The 25th annual Out of the Darkness World AIDS Day observance fittingly honored those lost to, as well as those surviving with AIDS/HIV, with a candlelight march and rally on the Upper West Side of Manhattan on December 1. Invaluable organizers were American Run for the End of AIDS (AREA) Founder and President Brent Nicholson Earle, Gay Men’s Health Crisis’ (GMHC) Krishna Stone, and International AIDS Prevention Initiative’s (IAPI) Jeff Bosacki and Barbara Martinez. Events took place at Trinity Lutheran Church of Manhattan, on West 100th Street at Amsterdam Avenue, and Church of St. Paul and St. Andrew, United Methodist, on West 86th Street at West End Avenue, with a march, down Broadway, from one to the other.

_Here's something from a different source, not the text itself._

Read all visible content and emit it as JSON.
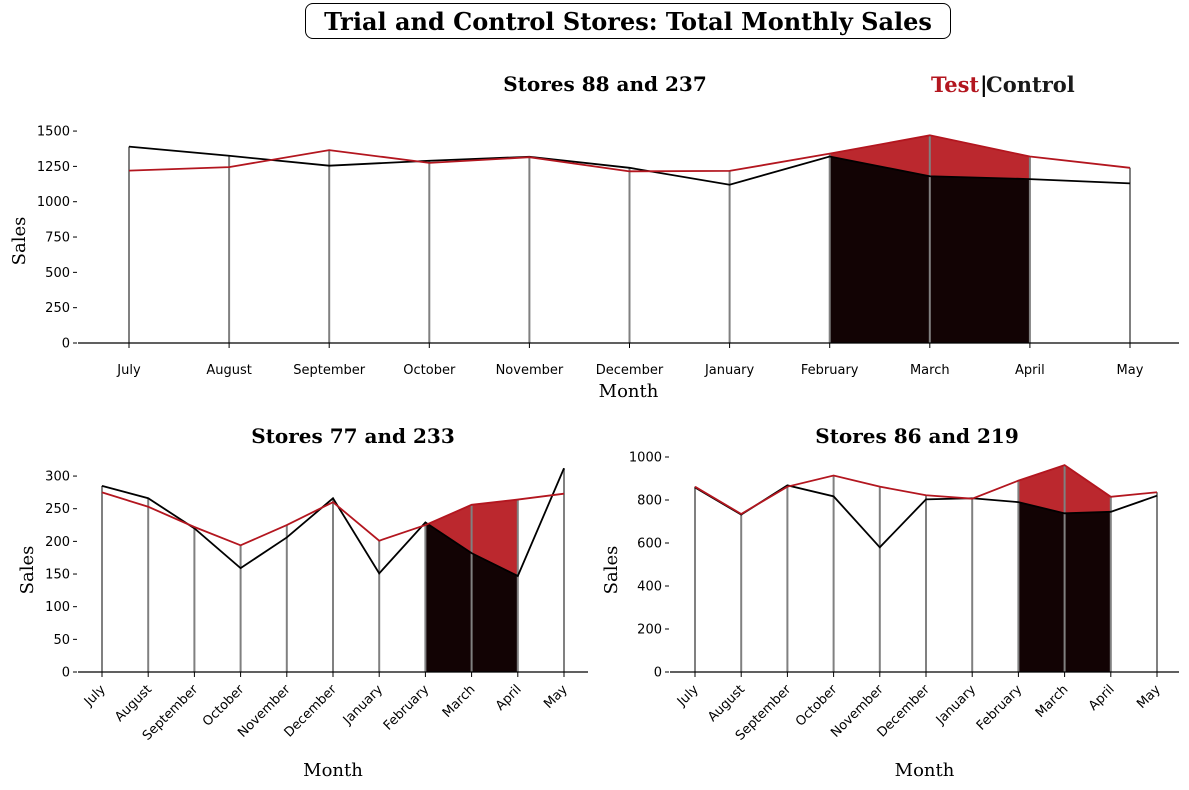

Beside the aforementioned organizations, ACT UP New York and Gays Against Guns were among the other most visible co-supporters, which also numbered Aid for AIDS, AXIOS Eastern Orthodox LGBT Christians, Congregation Beth Simchat Torah (CBST) Red Ribbon Initiative, Health Global Access Project (GAP), Heritage of Pride, Keith Haring Foundation, Latinos/as Unidos de New York, Lifebeat: Music Fights HIV, New York City Faith in Action for HIV/AIDS Prevention, Care and Education Coalition, Services and Advocacy for GLBT Elders (SAGE), Treatment Action Group (TAG), the United Church of Christ HIV and AIDS Network, Visual AIDS, and VOCAL-NY.
At Trinity Lutheran, Brent Nicholson Earle spoke about the 25th anniversary of Out of the Darkness; Pastor Heidi Neumark noted the 10th anniversary of the founding of Trinity Place Shelter for LGBT Youth; the Pastor and Vicar Analyse Triolo read a poem by Edna St. Vincent Millay, augmented by pertinent updates; and activists read names of those that the community has lost, before embarking on the march.
The gathering at St. Paul and St. Andrew also began with the reading of names. The Out of Darkness ensemble, under Douglas O. Drake, sang Sweet Honey in the Rock songs “Would You Harbor Me?” and “Patchwork Quilt,” with the assembled singing along with the refrain of the latter, and baritone Tim Kroll and tenor Eric Lamp offered moving love duet “What Would I Do,” from William Finn’s “Falsettos.” Colorful fanners and flaggers remembered early HIV/AIDS activists by performing to Giorgio Moroder and Phil Oakey’s “Together in Electric Dreams” and, later, to Jimmy Ruffin’s “Hold on to My Love.”
Brent Nicholson Earle and Dr. Ronald J. Grossman shared history of Out of the Darkness, since 1992, and the AIDS Crisis, since 1981. Dr. Grossman pointed out that the life expectancy of someone with AIDS/HIV, with access to medications, now equals that of someone without AIDS/HIV, which he called “a modern medical miracle.” He called for change in attitudes that value male, heterosexual, white, and rich over female, homosexual, black, and poor, pointedly adding, “Are you listening, Trump?” CBST Director of Social Justice Programming Rabbi David Dunn Bower recalled the introduction of antiretroviral drugs in 1995 and consequent increase in the survival rate.
David Charner, Cynthia Keane, Timothy Lunceford, Jack McKeane, Anita Ross, and Krishna Stone blessed an assortment of safer sex kits. Simply Bob, who has survived 23 years since diagnosis, most of those years without medications, recited his poem about survival and survivor’s guilt. Manhattan Borough President Gale Brewer illustrated change in the nature and demographics of the crisis, from its early days, by pointing out that openly gay New York State Senator from Manhattan Brad Hoylman, age 51, knows no-one in his age group who has died of AIDS. Visual AIDS’ Lola Flash spoke of art and AIDS and offered a slideshow of some of the work. Gays Against Guns’ Cathy Marino-Thomas and Brian Worth introduced the veiled “Human Beings,” bearing portraits of young victims of violence; recalled those lost in the massacre at Pulse in Orlando, Florida, in June; and led a chant of “ACT UP, Fight Back, Fight AIDS,” as did Brent Nicholson Earle, who also reported on the day’s demonstration, in Washington, D.C., against House Speaker Paul Ryan and conservative U.S. Representative from Georgia Tom Price, Donald Trump’s choice for Secretary of Health and Human Services—11 activists were arrested. In closing remarks, Earle, Bosacki, Stone, and Martinez shared their reminiscences of the years of Out of the Darkness and the AIDS Crisis, and a reception followed.